Anggaran Subsidi Energi Menciut, Harga BBM dan Tarif Listrik Bakal Naik?

Subsidi dan kompensasi energi ini untuk memberikan subsidi ke harga BBM khususnya Pertalite dan Solar, harga gas atau LPG 3 Kg dan tarif listrik golongan tertentu.

oleh Liputan6.com diperbarui 17 Jan 2023, 14:50 WIB
Petugas SPBU mengisi bahan bakar jenis pertalite kepada pengguna sepeda motor di Pamulang, Tangerang Seatan, Banten, Senin (21/9/2020). Pertamina memberi diskon harga BBM jenis pertalite di Tangerang Selatan dan Bali, dari Rp 7.650 menjadi Rp 6.450 per liter. (merdeka.com/Dwi Narwoko)

Liputan6.com, Jakarta - Menteri Keuangan (Menkeu) Sri Mulyani Indrawati mengatakan, alokasi anggaran untuk subsidi energi di 2023 dipatok Rp 339,6 triliun. Angka ini jauh di bawah realisasi subsidi dan kompensasi energi di 2022 yang sebesar Rp 551 triliun.

Untuk diketahui, subsidi dan kompensasi energi ini untuk memberikan subsidi ke harga BBM khususnya Pertalite dan Solar, harga gas atau LPG 3 Kg dan tarif listrik golongan tertentu. 
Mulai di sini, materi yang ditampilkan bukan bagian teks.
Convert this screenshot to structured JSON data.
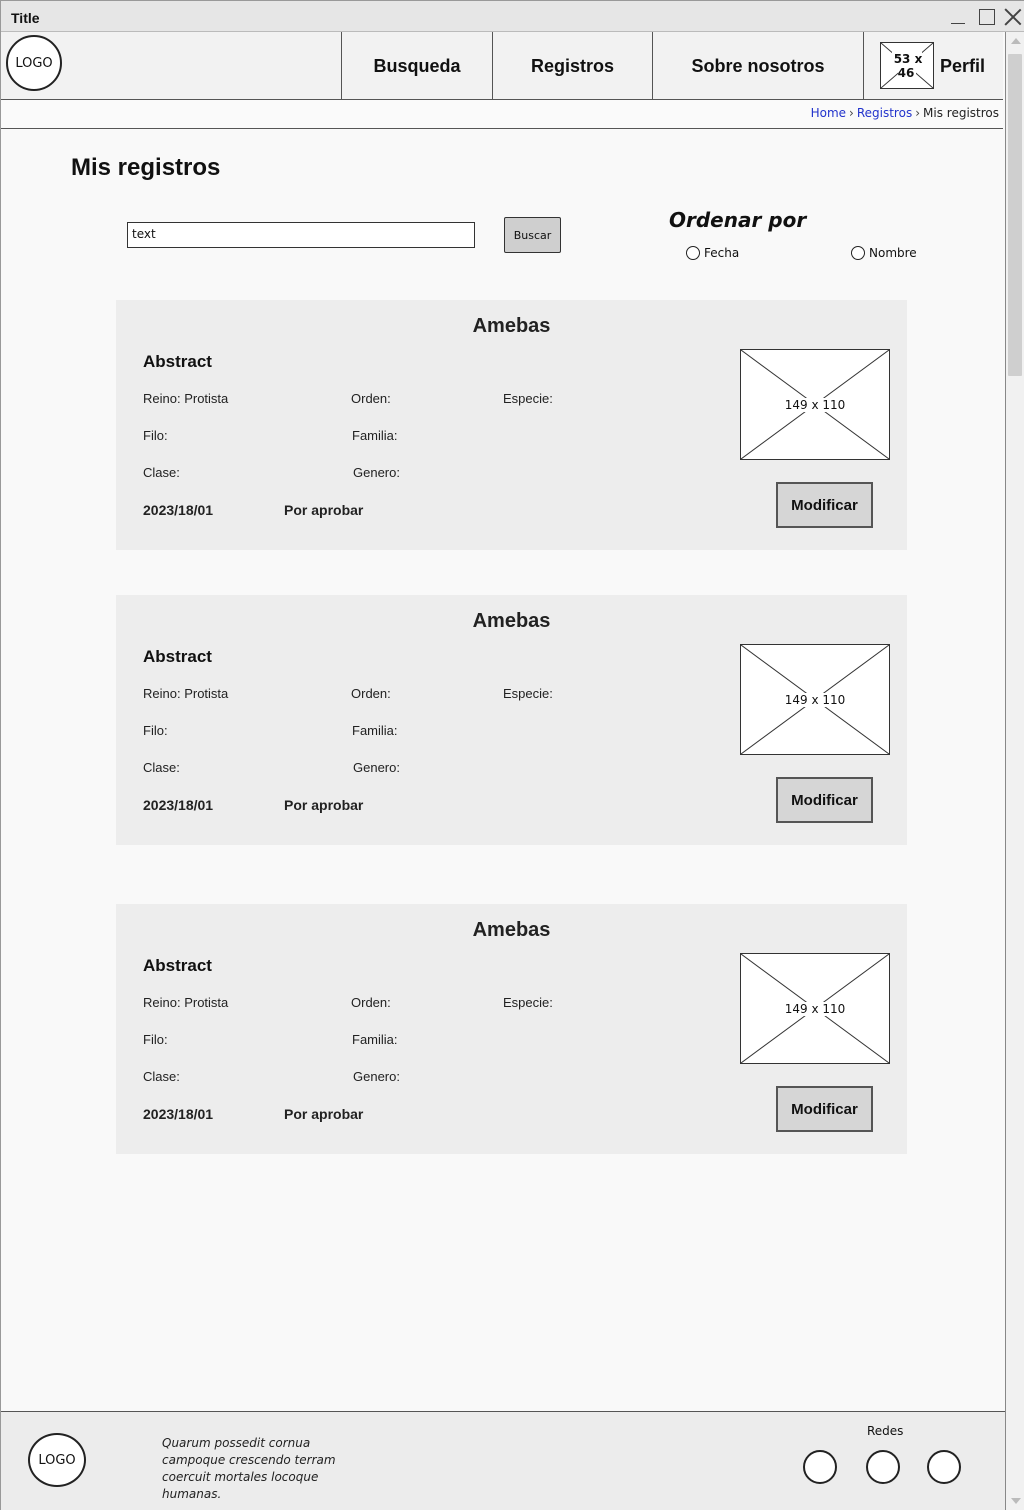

"Kita alokasikan subsidi dan kompensasi Rp 551 triliun tahun 2022 dan tahun ini Rp 399 triliun," kata Sri Mulyani dalam Rakornas Kepala Daerah dan Forkopimda 2023 di Sentul International Convention Center (SICC), Bogor, Jawa Barat, Selasa (17/1/2023).

Menengok tahun lalu, dengan alokasi untuk subsidi energi Rp 551 triliun, pemerintah menaikkan harga BBM bersubsidi 30 persen. Angka ini jauh jika dibandingkan dengan beberapa negara lain. Untuk diketahui, harga minyak mentah yang menjadi bahan dasar BBM memang mengalami kenaikan tinggi di tahun lalu. Hal ini terjadi karena perang antara Rusia dengan Ukraina.

"Walau harga BBM di luar negeri naik karena perang Ukraina, ini (harga BBM) meningkat hingga 2-3 kali lipat. Di Indonesia BBM naik 30 persen saja," katanya.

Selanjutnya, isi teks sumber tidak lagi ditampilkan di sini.